Il y a donc lieu, dans ces conditions, de rejeter ses demandes à titre d'indemnités de rupture, de dommages-intérêts pour licenciement sans cause réelle et sérieuse, de dommages-intérêts pour non-respect de la procédure de licenciement et de remise des documents de fin de contrat, ce en quoi le jugement entrepris sera infirmé.
Sur l'opposabilité du présent arrêt à l'AGS-CGEA de Nancy
Le présent arrêt doit être déclaré opposable à l'AGS/CGEA de Nancy dont la garantie joue à titre subsidiaire en l'absence de fonds disponibles et dans les limites et conditions fixées par les articles L.3253-8 à L.3253-13 et D. 3253-1 à D. 3253-5 du code du travail.
Sur les demandes accessoires
Le jugement entrepris doit être confirmé en ce qu''il a condamné la Selarl Jenner&Associés, ès qualités, aux dépens de la première instance, mais infirmé en ce qu'il fixé au profit de M. [S] [T] une créance de 800 euros au titre de l'article 700 du code de procédure civile.
Statuant à nouveau sur ce dernier point, il y a lieu de rejeter la demande de M. [S] [T] au titre de l'article 700 du code de procédure civile.
À hauteur d''appel, la Selarl Jenner&Associés, ès qualités, qui succombe en partie, sera condamnée aux dépens d'appel.
Il convient de préciser que la charge des frais d'exécution forcée est régie par les dispositions d'ordre public de l'article L. 111-8 du code de procédure civile d'exécution et qu'il n'appartient pas au juge du fond de statuer par avance sur le sort de ces frais.

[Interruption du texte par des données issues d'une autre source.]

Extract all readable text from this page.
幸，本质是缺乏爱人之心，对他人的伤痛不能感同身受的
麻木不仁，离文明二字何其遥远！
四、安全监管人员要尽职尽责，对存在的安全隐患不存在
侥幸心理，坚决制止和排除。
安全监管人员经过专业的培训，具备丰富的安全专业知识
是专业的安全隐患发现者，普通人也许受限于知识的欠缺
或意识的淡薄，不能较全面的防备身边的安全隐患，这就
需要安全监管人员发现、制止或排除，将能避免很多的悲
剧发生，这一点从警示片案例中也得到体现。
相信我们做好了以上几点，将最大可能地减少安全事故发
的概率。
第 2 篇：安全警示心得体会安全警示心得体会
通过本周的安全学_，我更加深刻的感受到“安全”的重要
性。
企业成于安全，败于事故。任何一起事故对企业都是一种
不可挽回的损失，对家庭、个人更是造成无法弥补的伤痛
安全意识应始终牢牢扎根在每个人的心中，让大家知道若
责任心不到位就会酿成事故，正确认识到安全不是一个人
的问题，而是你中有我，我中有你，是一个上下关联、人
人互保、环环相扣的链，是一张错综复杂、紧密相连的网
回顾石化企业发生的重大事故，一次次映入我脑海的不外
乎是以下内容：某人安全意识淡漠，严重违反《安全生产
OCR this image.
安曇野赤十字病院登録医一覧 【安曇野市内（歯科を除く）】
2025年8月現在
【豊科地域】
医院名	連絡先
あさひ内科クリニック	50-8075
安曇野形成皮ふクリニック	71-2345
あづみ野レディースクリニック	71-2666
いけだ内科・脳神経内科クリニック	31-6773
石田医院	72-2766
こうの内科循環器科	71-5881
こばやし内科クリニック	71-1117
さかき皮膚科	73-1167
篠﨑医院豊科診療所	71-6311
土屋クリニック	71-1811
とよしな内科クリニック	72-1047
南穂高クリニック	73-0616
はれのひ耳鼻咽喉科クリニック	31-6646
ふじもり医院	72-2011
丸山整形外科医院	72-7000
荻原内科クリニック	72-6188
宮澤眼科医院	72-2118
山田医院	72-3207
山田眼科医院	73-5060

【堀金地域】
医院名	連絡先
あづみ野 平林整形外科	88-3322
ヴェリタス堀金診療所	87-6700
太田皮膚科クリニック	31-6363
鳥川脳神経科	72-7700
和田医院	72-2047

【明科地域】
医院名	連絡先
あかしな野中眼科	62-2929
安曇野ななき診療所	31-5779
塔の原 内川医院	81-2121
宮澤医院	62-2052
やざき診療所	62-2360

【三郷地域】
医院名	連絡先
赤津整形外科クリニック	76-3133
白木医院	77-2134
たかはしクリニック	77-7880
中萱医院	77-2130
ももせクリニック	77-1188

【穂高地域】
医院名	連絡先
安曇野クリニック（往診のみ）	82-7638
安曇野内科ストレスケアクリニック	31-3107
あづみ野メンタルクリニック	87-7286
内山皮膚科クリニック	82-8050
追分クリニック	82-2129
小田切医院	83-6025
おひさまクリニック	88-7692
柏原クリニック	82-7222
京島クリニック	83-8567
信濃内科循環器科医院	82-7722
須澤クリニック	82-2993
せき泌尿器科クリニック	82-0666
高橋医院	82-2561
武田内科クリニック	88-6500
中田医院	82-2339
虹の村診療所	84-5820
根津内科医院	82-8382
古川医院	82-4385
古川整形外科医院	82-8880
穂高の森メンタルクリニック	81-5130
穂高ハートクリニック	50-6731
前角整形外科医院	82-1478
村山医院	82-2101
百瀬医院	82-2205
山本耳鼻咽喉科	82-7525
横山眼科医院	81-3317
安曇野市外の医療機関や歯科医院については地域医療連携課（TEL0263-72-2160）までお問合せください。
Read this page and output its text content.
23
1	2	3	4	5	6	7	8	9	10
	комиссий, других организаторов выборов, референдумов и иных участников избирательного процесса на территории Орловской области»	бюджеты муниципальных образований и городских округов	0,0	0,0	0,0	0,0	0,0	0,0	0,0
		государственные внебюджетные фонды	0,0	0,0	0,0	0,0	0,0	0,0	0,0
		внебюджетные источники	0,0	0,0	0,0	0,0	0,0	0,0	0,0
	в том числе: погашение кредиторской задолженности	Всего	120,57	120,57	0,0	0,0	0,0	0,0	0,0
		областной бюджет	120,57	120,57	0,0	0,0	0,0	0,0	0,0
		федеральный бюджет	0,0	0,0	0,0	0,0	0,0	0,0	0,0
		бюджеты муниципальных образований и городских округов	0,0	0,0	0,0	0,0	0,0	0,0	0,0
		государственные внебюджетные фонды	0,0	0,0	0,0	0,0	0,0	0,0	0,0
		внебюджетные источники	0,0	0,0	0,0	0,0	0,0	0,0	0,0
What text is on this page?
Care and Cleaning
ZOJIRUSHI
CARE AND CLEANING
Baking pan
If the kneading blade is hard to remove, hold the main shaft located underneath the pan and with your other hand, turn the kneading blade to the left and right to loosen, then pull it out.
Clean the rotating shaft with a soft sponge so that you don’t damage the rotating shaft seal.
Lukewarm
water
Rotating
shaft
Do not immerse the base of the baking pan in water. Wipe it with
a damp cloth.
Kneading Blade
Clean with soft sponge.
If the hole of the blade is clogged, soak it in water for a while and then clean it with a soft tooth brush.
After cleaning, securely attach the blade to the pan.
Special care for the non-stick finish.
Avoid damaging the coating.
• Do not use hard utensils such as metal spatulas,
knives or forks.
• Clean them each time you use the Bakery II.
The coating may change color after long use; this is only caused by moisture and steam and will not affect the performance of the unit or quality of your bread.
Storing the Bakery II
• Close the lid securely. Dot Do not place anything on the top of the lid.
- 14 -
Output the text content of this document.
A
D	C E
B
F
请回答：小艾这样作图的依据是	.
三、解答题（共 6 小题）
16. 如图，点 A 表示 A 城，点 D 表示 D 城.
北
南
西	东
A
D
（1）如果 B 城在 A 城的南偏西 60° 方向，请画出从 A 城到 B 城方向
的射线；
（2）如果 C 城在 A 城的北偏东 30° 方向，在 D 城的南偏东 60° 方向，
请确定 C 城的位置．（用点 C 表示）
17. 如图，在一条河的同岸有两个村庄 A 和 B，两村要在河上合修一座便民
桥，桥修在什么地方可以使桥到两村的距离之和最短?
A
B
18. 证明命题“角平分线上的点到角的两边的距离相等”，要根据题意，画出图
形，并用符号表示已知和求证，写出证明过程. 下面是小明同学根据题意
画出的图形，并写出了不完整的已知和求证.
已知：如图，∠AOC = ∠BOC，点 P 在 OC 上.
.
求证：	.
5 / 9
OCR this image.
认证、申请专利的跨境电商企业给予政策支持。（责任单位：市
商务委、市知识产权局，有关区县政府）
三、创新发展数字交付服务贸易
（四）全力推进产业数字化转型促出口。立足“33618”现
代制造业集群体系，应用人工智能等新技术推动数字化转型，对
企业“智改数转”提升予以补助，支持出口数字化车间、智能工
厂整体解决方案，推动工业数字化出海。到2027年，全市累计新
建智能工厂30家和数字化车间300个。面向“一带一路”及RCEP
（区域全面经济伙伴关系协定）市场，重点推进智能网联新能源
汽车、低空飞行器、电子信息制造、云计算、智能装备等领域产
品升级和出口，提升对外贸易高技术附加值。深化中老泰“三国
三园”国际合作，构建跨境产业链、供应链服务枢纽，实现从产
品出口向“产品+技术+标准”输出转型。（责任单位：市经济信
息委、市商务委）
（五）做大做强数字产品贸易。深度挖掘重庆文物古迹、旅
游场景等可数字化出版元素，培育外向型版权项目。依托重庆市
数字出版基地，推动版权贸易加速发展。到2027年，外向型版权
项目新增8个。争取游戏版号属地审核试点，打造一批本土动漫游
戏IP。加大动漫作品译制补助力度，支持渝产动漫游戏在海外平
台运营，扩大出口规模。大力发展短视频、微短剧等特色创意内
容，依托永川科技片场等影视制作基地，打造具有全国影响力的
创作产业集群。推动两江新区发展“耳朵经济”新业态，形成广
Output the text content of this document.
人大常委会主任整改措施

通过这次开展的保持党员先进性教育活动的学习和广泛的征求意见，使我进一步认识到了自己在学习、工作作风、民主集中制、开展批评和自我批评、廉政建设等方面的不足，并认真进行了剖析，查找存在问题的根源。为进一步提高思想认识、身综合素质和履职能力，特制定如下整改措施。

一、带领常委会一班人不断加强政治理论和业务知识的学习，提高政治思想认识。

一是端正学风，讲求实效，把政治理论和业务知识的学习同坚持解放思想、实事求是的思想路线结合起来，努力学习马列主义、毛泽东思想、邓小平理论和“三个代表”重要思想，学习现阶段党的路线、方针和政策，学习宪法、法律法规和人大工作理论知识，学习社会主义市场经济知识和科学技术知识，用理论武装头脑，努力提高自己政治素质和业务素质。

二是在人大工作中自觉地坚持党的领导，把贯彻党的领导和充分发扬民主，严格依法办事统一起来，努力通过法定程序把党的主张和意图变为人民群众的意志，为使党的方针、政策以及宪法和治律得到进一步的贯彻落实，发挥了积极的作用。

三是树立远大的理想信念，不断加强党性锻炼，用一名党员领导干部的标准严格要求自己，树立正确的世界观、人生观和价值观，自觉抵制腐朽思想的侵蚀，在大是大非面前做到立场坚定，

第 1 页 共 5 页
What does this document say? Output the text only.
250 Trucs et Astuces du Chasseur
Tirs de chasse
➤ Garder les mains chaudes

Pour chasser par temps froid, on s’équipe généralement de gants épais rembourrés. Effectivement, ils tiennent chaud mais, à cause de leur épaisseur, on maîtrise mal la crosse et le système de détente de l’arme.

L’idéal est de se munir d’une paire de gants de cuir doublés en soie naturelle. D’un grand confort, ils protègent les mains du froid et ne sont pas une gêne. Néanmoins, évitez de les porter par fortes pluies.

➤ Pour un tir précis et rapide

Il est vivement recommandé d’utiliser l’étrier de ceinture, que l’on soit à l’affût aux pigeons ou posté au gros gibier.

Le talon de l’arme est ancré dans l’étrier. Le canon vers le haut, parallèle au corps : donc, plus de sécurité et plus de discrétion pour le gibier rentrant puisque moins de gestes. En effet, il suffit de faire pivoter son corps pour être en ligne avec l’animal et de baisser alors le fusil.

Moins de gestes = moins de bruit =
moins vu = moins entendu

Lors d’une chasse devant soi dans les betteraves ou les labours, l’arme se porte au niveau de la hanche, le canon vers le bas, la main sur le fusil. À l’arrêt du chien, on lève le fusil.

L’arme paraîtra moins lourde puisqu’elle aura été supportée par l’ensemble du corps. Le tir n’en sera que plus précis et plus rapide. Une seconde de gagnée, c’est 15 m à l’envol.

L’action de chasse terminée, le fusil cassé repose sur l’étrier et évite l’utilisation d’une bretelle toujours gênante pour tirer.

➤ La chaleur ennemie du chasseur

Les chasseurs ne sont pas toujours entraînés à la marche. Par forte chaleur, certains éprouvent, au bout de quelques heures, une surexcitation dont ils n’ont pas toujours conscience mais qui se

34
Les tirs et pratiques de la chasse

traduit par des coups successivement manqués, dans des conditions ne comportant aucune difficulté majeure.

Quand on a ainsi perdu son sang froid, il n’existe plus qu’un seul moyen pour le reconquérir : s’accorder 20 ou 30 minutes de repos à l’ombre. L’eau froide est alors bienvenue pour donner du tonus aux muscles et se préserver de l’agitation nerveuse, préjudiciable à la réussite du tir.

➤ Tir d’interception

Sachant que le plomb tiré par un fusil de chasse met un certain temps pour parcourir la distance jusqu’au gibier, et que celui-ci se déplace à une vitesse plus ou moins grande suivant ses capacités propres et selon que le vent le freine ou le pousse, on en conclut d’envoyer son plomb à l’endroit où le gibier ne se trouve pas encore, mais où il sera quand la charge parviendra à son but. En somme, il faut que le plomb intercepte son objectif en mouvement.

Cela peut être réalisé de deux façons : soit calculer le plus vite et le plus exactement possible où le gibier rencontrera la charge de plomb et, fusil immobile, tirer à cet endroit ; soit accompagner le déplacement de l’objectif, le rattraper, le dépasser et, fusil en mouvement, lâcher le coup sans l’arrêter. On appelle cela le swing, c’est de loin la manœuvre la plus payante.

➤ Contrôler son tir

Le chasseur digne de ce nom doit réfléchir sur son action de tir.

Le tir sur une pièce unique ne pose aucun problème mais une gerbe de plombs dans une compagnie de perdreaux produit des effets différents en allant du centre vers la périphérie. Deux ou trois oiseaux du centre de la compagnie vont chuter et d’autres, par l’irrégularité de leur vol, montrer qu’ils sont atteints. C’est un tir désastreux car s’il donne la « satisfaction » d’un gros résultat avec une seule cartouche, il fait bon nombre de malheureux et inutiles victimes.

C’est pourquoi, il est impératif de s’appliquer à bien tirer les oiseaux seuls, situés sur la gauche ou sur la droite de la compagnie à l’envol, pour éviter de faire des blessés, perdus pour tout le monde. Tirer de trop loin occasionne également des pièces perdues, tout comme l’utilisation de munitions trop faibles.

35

La demande de M. [S] [T] au titre de l'article 700 du code de procédure civile sera rejetée.
PAR CES MOTIFS,
La cour, statuant par mise à disposition de l'arrêt au greffe, contradictoirement et en dernier ressort, et réputé contradictoire en dernier ressort à l'encontre de Me JENNER après en avoir délibéré conformément à la loi,
INFIRME le jugement rendu le 14 janvier 2021 par le conseil de prud'hommes de Strasbourg, sauf en ce qu'il a :
- débouté M. [S] [T] de sa demande au titre des congés payés non pris,
- fixé au profit de M. [S] [T] une créance de 715,82 euros au titre de la prime d'habillage,
- fixé au profit de M. [S] [T] les créances de 2.756,71 euros brut au titre des heures supplémentaires non rémunérées et 275,67 euros brut au titre des congés payés y afférents,
- condamné la Selarl Jenner&Associés, ès qualités de liquidateur de la société As protection, aux dépens de première instance ;
Statuant à nouveau dans cette limite et y ajoutant,
FIXE au profit de M. [S] [T] les créances suivantes dans la liquidation judiciaire de la société As protection :
- 11.706 € (onze mille sept cent six euros) au titre de l'indemnité forfaitaire pour travail dissimulé,
- 500 € (cinq cents euros) à titre de dommages-intérêts pour non-respect par l'employeur de la législation sur la durée du travail,
ORDONNE à la Selarl Jenner&Associés, ès qualités de liquidateur de la société As protection, de remettre à M. [S] [T] les fiches de paie manquantes ;
DIT n'y avoir lieu au prononcé d'une astreinte ;
REJETTE l'ensemble des autres demandes de M. [S] [T] ;
DÉCLARE le présent arrêt opposable à l'AGS-CGEA de Nancy dont la garantie joue à titre subsidiaire en l'absence de fonds disponibles et dans les limites et conditions fixées par les articles L.3253-8 à L.3253-13 et D.3253-1 à D.3253-5 du code du travail ;
CONDAMNE la Selarl Jenner&Associés, ès qualités de liquidateur de la société As protection, aux dépens d'appel ;
RAPPELLE que le sort des frais d'exécution forcée est fixé par les dispositions de l'article L 111-8 du code de procédure civile d'exécution.
Ledit arrêt a été prononcé par mise à disposition au greffe le 28 octobre 2022, signé par Madame Christine Dorsch, Président de chambre, et Madame Martine Thomas, Greffier.